We know choosing a preschool is often a confusing and overwhelming task for parents. We would love to answer any questions you may have regarding our program. Below are some questions that are common with new parents.
- What IS Montessori? Montessori encompasses a philosophy by which children are allowed to develop naturally and fully, each at his or her own pace. Under the guidance of certified teachers, in a specially prepared environment, and using carefully formulated materials; children are given the opportunity to learn in the best ways--by choice and by discovery. Because children are given the freedom to choose and to work at their own pace, their independence and natural love of learning is nurtured. This in turn helps children learn better and more by not having to wait on other children who may not be learning at the same pace.
- What does Montessori MEAN? Montessori is a method of teaching that was introduced to the world by Dr. Maria Montessori in 1907. Montessori schools can be found in six continents and there is over 750 Montessori schools in the United States alone. Coshocton is lucky enough to have one of those.
- How many teachers and children are in each class? The state of Ohio requires that there is a maximum of 12 children per 1 teacher. We strive for 8 children per 1 teacher. We have 2 teachers in each class and an average of 16 children per room.
- Is there structure? Our preschool is unique! Most "typical" preschools are play-based, as ours is child-based and teacher-guided. We offer children many lessons each day. All these lessons are presented to the children on shelves in an organized, aesthetically pleasing way. The lessons the children choose to do must be presented by a teacher prior to the child choosing a work and they must preform the lesson in a similar fashion. Children are not allowed to run wild-this is often times a mis-conception. Our classrooms are often calm, quiet and relaxing environments for the children to learn and explore.
- What will my child do? We want to teach and guide each child to reach their potential. We all know children learn at different rates and in different ways.

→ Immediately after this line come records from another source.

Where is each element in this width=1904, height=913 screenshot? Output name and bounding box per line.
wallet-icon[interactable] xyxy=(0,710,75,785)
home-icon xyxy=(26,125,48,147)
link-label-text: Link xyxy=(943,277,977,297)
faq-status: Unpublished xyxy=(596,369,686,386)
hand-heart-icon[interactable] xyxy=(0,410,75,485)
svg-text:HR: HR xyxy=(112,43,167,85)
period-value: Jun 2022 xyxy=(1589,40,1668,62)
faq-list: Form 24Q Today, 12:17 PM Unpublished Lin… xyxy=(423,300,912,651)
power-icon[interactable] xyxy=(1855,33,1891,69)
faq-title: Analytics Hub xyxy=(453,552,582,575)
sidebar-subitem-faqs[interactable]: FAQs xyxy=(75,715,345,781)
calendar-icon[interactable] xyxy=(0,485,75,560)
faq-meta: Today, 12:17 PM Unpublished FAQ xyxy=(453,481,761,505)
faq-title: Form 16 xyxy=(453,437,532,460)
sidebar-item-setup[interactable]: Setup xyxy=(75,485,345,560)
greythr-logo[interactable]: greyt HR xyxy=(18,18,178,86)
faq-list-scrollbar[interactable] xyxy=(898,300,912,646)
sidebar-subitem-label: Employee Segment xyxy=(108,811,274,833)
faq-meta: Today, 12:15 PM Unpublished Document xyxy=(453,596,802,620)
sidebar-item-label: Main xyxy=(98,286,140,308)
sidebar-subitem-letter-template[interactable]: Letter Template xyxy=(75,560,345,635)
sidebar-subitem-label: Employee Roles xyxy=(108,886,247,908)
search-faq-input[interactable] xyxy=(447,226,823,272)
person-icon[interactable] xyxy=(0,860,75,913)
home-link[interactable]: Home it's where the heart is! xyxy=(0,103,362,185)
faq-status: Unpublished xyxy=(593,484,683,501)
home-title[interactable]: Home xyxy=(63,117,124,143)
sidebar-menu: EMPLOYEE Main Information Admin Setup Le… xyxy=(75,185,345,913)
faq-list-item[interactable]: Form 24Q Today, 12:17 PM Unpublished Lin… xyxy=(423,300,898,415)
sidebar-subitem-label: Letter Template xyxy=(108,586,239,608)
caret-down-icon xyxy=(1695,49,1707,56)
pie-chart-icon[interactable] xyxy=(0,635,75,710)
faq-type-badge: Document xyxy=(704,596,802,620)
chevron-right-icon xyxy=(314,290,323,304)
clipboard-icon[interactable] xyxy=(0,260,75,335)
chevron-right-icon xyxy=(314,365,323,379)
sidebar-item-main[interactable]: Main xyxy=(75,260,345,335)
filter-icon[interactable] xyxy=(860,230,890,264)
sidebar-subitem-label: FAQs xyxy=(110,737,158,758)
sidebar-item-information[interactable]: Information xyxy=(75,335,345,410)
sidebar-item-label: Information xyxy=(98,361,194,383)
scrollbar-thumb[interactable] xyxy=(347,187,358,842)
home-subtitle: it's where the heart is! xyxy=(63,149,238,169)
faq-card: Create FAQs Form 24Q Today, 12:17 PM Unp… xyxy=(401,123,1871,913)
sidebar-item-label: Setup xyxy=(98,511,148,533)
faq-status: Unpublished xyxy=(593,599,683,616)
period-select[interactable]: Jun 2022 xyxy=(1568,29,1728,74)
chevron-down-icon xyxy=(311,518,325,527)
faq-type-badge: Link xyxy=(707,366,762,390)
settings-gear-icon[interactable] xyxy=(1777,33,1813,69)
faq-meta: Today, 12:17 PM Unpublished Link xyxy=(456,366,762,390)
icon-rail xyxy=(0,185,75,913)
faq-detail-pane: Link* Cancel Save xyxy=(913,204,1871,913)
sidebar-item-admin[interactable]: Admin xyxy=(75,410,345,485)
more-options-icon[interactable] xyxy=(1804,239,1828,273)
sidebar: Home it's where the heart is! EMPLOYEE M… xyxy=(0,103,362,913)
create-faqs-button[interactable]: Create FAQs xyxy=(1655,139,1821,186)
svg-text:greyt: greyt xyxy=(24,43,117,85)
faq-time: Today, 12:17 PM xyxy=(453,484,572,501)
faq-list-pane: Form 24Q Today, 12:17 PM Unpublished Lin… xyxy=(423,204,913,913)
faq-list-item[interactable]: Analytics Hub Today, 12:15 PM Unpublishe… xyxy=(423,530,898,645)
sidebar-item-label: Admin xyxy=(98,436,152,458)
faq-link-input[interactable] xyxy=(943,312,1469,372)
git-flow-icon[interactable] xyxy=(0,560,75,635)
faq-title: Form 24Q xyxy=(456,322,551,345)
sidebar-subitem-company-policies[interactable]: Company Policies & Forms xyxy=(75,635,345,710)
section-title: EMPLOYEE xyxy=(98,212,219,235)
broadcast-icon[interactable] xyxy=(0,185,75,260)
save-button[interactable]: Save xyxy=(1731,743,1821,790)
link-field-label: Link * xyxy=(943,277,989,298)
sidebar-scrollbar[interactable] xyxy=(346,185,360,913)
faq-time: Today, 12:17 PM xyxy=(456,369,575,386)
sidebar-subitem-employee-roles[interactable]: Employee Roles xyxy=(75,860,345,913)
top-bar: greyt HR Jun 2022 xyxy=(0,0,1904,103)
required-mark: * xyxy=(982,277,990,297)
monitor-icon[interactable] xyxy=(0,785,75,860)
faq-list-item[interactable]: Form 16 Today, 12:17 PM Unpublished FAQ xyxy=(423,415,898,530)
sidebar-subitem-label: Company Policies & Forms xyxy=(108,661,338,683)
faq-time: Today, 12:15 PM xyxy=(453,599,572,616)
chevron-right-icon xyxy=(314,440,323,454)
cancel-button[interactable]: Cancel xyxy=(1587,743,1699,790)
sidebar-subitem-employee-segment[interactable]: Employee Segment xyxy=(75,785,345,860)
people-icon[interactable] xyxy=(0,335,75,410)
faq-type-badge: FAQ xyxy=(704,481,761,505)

For the youngest Montessori child-we focus on building their skills they will need when they grow older and begin doing more difficult lessons. We want these three year olds to gain the coordination they will need to hold a pencil and write their name or numbers. We want the youngest children to gain the concentration they will need to complete the Spindle Box (counting and separating quantity 0-9) even with a child sitting across the table from them. We want the three year olds to gain independence by learning to do things on their own...carrying a heavy tray with glass pitcher and cups to a table without spilling the water or dropping the glass, putting their coat on and zipping it up, caring for their environment by cleaning up their messes. All of these are very important lessons that the youngest Montessorians are learning. It is important work-very important for these skills are prerequisites to academics.
For the older Montessori child-we focus on academics as well as social and leadership skills. It is easy to see the academic lessons happening in each of our classrooms-whether its addition, or multiplication or reading phonetic words or phonograms or books. But what is often times missed is the lessons of how to tell a friend you may not like what they are doing or giving every child respect by taking turns talking and answering with a "yes, please" or "no, thank you" or an "excuse me" as you move by someone. It may be asking, "are you ok?" or helping a younger child when they need assistance with a lesson. It may also be helping a child with a broken arm carry a tray to a table because she can't use the one arm. These older children are learning to be part of a community and understanding that we all have an important part in our world-and the younger children are seeing this model behavior and following.